I was picked up in the morning by both of Israel's two active bee inspectors at the Lensky's home and taken to the north. We first visited the Lin Bee Farm in Moshav Bilu near Rehovot, one of the largest beekeepers in the country running some 3,500 hives. We had a conversation in Yuval Lin's office. His major concern was nutrition of bees and he wondered where to get more information on this important topic. I told him the Australians were probably the best source of information, requesting that he consult their publication on fat bees and skinny bees. In addition, I know the USDA laboratory in Tucson has developed a diet and there are several firms selling patties, Global Patties, are located in Montana and Alberta, and supply or have have supplied patties using a wide variety of materials, including BeePro™, FeedBee™ and Global patties. including Dadant and Sons, Mann Lake and the Canadian World. The use of soy flour came up; this continues to be the basis of most pollen substitutes, but as I pointed out we know a lot more about chicken and cattle nutrition than we do for honey bees. The bottom line is that he will have to do some experimentation on his own to find the best product for his particular conditions.

The firm is also dabbling in various bee products, including something that contains honey, propolis and royal jelly together. Finally, this is part of a Moshav, and as such is also involved in other activities, including agrotourism, although beekeeping is not mentioned on the
agrotourism web site.

Of interest is a project where some 15 hectares of eucalyptus have been planted to try to find a plant that will provide nectar in dry conditions. This so far has not worked out well for Mr. Lin, but others in Israel have become fans of this activity. I told him I have only seen on country where plants have been selected for nectar. That was in 1983 in Hungary, when I attended an Apimondia Congress in the country. This is confirmed by a more recent paper:

"Production of honey The black-locust forests constitute the basis for commercial honey production in Hungary. In years favourable to flowering, 50 to 60 percent of the honey produced comes from black locust. In 1982, honey exports brought in US$16.5 million. The Hungaronektár firm gives financial backing to improving late-flowering varieties of black locust producing large quantities of nectar. Rose-colour A.C. black locust comes into flower a week later than common black locust. While the sugar value of common black locust - the sugar content of the nectar produced by one flower in 24 hours - varies from 0.8 to 1.0 mg, and the values of the varieties Császártöltési, Kiskunsági, and Jászkiséri, are 1.8,1.56 and 1.48 mg respectively, rose-colour A.C. reaches a sugar value of 1.9 mg.

"Because of the economic importance of honey exports, the National Planning Office allocated special funds in 1982 for the establishment of 1000 ha per year of new forests of improved varieties of black locust."

We then headed for the Ministry of Agriculture in Bet-Dagan. This houses the Extension Service and other offices like plant protection and veterinary services. Like Europe, veterinary services are responsible for bee health, a completely different situation than in the U.S., where bees are regulated by Departments of Agriculture, often not closely affiliated with professional veterinarians.

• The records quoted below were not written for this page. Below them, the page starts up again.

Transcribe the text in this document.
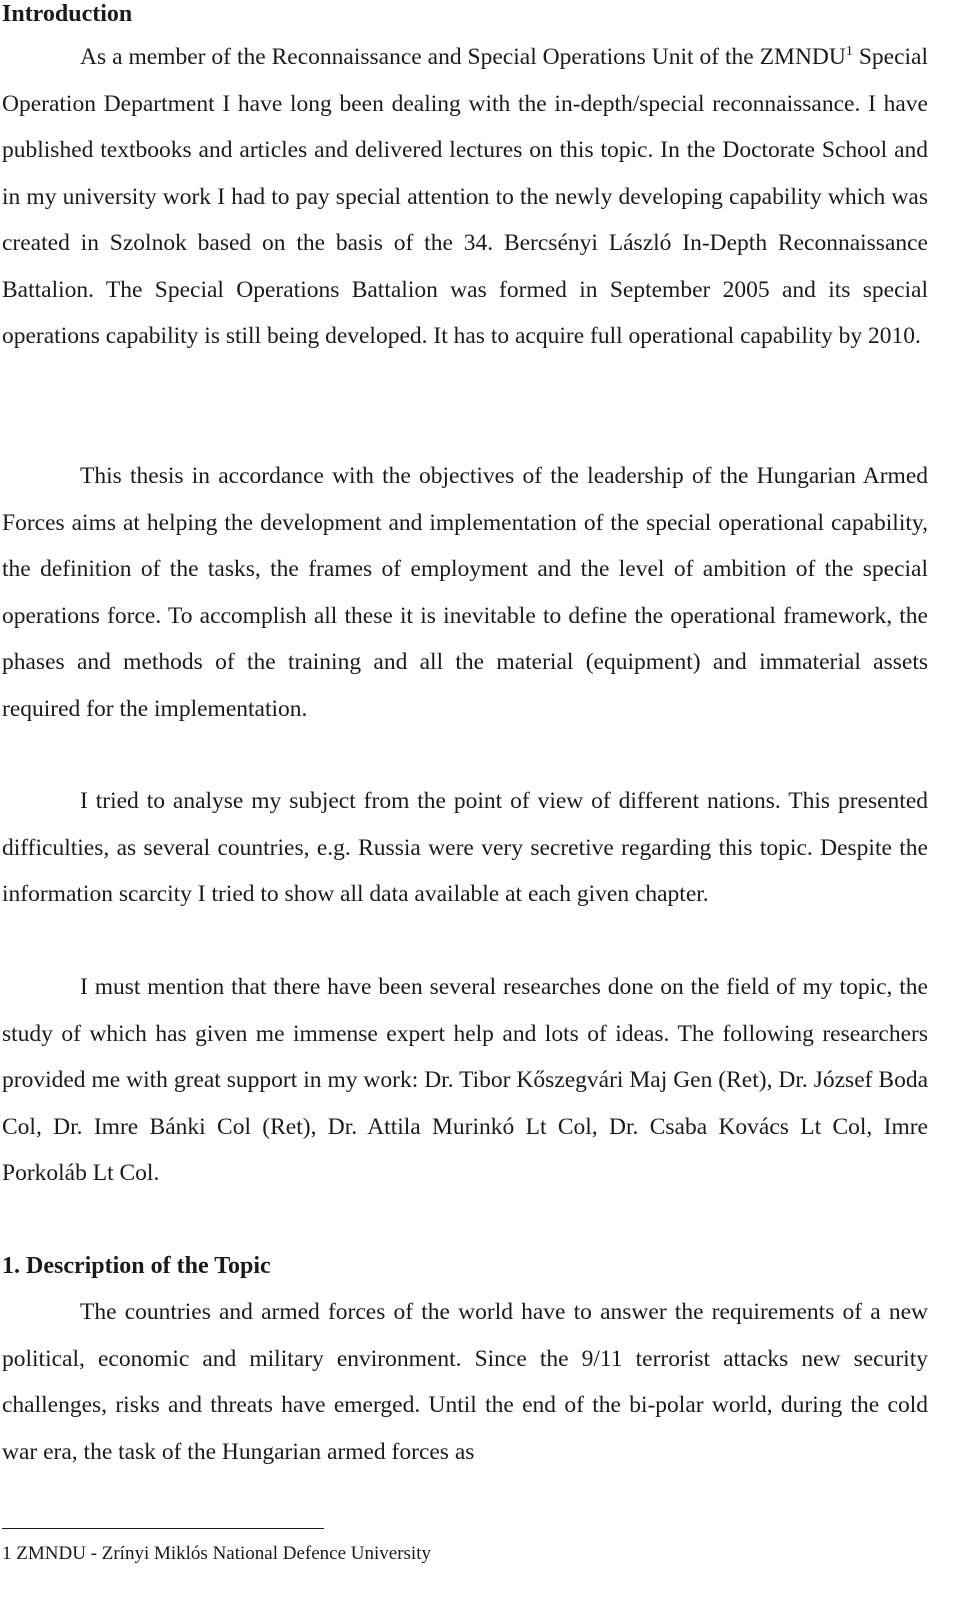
Introduction

As a member of the Reconnaissance and Special Operations Unit of the ZMNDU$^1$ Special Operation Department I have long been dealing with the in-depth/special reconnaissance. I have published textbooks and articles and delivered lectures on this topic. In the Doctorate School and in my university work I had to pay special attention to the newly developing capability which was created in Szolnok based on the basis of the 34. Bercsényi László In-Depth Reconnaissance Battalion. The Special Operations Battalion was formed in September 2005 and its special operations capability is still being developed. It has to acquire full operational capability by 2010.

This thesis in accordance with the objectives of the leadership of the Hungarian Armed Forces aims at helping the development and implementation of the special operational capability, the definition of the tasks, the frames of employment and the level of ambition of the special operations force. To accomplish all these it is inevitable to define the operational framework, the phases and methods of the training and all the material (equipment) and immaterial assets required for the implementation.

I tried to analyse my subject from the point of view of different nations. This presented difficulties, as several countries, e.g. Russia were very secretive regarding this topic. Despite the information scarcity I tried to show all data available at each given chapter.

I must mention that there have been several researches done on the field of my topic, the study of which has given me immense expert help and lots of ideas. The following researchers provided me with great support in my work: Dr. Tibor Kőszegvári Maj Gen (Ret), Dr. József Boda Col, Dr. Imre Bánki Col (Ret), Dr. Attila Murinkó Lt Col, Dr. Csaba Kovács Lt Col, Imre Porkoláb Lt Col.

1. Description of the Topic

The countries and armed forces of the world have to answer the requirements of a new political, economic and military environment. Since the 9/11 terrorist attacks new security challenges, risks and threats have emerged. Until the end of the bi-polar world, during the cold war era, the task of the Hungarian armed forces as

1 ZMNDU - Zrínyi Miklós National Defence University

We sat around a table with the Israeli bee health team. It consisted of extension agents and researchers in veterinary areas including insect virology, and entomology (plant-insect interaction) and chemists (food residue analysis). Several subjects were brought up including Varroa and the recent situation with CCD. Here, like elsewhere, the fate honey bees and the world's plant pollinators are on people's minds. It appears that CCD is not a problem in Israel, although losses can still be quite high like many places elsewhere in the world. Varroa is fully under control and the Israelis are working on their 10th year of using coumpahos, a material that in the U.S. has had a checkered career, with resistance showing up quite early in the use cycle. However, the Israelis are extremely concerned that resistance to coumaphos is on the horizon and there's no material in the pipeline to replace it. Using Varroa-tolerance of so-called "suvivor bees" appears to be not on the radar at the present time. Some at the meeting were adamant that no survivor bees exist in the country, something that cannot be proven as there is little specific research on this topic.

Of particular concern is fairly recent detection of Apis florea on the Gulf of Eilat and its potential introduction to the rest of Israel. Some believe this to be an unstoppable natural event, whereas others conclude some form of control is a possibility.